The technical manager where I work has told me some time ago that if I decided to go contracting,they would hire me to do their calls in my region (but its one thing to say it & another then doing it).The owner of the previous company where I worked for 4 years has told my sister (they are good friends) to give him a call if I take the self employed route so thats encouraging also.
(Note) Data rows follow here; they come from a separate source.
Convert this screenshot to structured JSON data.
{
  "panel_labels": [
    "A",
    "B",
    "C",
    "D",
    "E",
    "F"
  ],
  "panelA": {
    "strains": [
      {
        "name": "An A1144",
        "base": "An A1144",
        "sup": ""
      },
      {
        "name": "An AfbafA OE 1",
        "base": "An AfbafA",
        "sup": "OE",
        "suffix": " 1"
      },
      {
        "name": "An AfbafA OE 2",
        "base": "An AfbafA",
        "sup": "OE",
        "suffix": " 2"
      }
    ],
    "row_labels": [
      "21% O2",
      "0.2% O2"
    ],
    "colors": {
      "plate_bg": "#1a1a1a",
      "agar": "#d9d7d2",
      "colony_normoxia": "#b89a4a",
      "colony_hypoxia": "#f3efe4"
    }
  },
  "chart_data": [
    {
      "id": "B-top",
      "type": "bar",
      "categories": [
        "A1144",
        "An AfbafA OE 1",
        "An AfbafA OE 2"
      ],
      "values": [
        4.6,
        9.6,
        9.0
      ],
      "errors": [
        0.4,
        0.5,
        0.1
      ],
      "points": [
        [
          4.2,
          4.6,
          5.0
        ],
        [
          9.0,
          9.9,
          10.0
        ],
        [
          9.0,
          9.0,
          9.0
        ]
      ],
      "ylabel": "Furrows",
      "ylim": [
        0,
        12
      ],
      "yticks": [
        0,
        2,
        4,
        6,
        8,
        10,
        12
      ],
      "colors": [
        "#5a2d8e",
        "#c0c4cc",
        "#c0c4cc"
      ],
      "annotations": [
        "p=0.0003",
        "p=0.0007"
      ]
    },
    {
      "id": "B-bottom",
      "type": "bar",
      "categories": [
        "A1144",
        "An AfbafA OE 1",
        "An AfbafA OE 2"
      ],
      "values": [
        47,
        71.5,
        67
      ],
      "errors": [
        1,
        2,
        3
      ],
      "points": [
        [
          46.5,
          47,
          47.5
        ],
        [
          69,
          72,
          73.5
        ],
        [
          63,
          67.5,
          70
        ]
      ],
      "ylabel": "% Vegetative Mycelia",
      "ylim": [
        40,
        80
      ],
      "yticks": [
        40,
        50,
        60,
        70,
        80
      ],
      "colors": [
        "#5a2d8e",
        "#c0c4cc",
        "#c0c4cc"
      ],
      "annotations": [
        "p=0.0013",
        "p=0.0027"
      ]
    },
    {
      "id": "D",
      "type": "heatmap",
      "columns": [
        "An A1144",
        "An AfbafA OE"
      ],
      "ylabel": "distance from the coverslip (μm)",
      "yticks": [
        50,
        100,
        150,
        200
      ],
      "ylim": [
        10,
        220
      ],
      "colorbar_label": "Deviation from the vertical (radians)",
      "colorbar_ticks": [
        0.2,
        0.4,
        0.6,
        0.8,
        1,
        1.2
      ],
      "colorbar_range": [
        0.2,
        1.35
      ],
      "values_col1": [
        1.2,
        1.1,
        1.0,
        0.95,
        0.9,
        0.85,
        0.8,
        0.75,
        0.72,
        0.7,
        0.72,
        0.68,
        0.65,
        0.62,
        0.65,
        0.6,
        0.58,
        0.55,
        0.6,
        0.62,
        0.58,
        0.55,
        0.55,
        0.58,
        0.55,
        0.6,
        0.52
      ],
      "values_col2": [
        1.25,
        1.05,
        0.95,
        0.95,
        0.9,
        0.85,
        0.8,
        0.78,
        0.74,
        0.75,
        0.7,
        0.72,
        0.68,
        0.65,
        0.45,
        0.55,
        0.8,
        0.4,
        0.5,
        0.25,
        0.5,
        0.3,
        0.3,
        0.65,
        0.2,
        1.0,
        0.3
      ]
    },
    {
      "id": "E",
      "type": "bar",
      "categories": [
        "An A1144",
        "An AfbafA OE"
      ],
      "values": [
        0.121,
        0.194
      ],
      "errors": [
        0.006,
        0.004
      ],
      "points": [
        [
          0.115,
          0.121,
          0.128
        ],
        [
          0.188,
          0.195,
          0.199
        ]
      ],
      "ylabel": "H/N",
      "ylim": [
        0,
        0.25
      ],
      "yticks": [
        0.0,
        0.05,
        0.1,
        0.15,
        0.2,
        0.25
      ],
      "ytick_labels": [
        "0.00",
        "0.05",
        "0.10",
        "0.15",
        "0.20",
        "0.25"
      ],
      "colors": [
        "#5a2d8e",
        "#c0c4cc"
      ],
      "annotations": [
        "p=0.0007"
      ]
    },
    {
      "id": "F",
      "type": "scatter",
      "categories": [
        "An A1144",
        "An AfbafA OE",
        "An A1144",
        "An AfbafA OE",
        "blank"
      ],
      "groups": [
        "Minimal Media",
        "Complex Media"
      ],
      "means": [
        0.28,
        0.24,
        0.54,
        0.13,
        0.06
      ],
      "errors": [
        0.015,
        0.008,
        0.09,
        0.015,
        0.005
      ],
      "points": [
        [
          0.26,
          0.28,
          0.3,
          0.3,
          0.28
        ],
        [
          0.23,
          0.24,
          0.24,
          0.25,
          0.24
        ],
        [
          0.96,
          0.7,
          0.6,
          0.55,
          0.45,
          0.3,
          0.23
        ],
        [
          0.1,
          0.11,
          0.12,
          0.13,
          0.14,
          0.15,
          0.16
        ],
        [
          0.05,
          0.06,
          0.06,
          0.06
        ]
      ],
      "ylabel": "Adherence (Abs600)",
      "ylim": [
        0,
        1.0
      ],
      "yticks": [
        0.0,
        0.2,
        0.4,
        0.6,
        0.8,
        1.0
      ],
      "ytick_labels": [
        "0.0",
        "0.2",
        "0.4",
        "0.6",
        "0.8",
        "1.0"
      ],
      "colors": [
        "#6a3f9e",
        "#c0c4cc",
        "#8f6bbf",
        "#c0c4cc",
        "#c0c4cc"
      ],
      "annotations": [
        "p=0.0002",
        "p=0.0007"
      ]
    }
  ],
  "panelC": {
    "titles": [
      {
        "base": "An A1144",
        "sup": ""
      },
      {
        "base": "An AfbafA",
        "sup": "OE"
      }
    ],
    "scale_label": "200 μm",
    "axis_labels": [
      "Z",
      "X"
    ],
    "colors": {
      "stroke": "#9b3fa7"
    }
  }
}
I'm going to start advertising in local press for evening & weekend work to see if there is much take-up & of course I'm going to "do the maths" first to see if it will be worth it...............I hope it is !


----------



## lexus (31 Jan 2007)

thats one thing i have found not to rely on is people promising you business if you go out on your own, it rarely seems to come good, because of existing business relationships, price competition, levels of service (you might be a one man band where as your competition have several consultants in various parts of the country...)


----------



## envelope (31 Jan 2007)

Hi I do the same kind of IT work as yourself. Was PAYE for about 7 yrs and set up a LTD company in 2004 and havnt looked back. 
I have being doing contract work and touch wood have never been out of work. Im single and have a mortgage to pay on my own with keeps me on my toes to make sure i always have a rainy day fund.
Financially i am at least twice if not 3 times better off. AT the end of the day you can always pack it up and go back to a permanent job.
I do think that you have to give it a try if its on your mind. Yes i have to pay my own pension etc but I can afford to do it now and still come out better off. I have also found that you tend to move jobs more often because a contract/project has completed and then can charge a higher rate as you have gained more skills etc.
Hope this helps
Best of luck with your decision.


----------



## pthedj (1 Feb 2007)

envelope said:


> Financially i am at least twice if not 3 times better off. AT the end of the day you can always pack it up and go back to a permanent job.


 
If I was even twice as better off I would be extremely happy, thanks envelope - thats the kind of tale that encourages me to go ahead & do it !


----------